似た品種としてバレンシアオレンジがあるが、それと比べて甘味・酸味ともに濃いのが特長。しかし、果汁が劣化しやすく日持ちがしないという欠点がある。保存するときは新聞紙に包むなどして乾燥を避けるのが望ましい。
食し方としては、果実を搾ってオレンジジュースとしての楽しみ方もあれば、スマイルカットと呼ばれる切り方で生食するのも良し。マーマレードやピールも人気。
果実のお尻の部分(果頂部)にある、おへそのようなくぼみ。へそを英語で「Navel(ネーブル)」といい、それが名前の由来となっている。

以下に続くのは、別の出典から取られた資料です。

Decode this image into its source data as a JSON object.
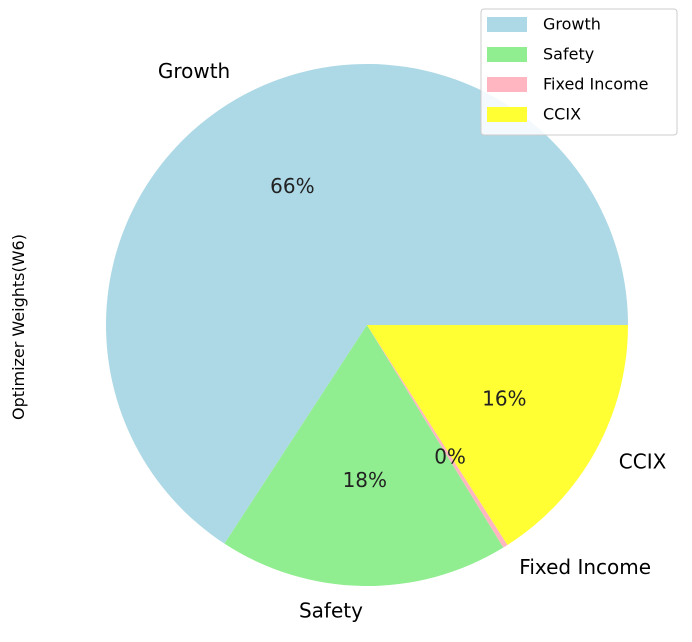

ネーブルオレンジは輸入品が多いイメージがあるが、国内で積極的に栽培されている。輸入品はワシントンネーブルと呼ばれる品種が多いが、国内産では枝替わりの品種で、大三島ネーブル、白柳ネーブルなどがあり、輸入品とは少し異なる味わいを楽しむことができる。ビタミンCに加え、糖質の代謝に欠かせないとされる栄養素であるビタミンB1が豊富に含まれるなど、健康志向の方にもおすすめ。
2018年の農水省統計によると、生産量1位が静岡県(34%)、2位が広島県(27%)、3位が和歌山県(19・4%)で、県内での主な生産地はかつらぎ町、紀の川市、和歌山市と紀北地方が主となっている。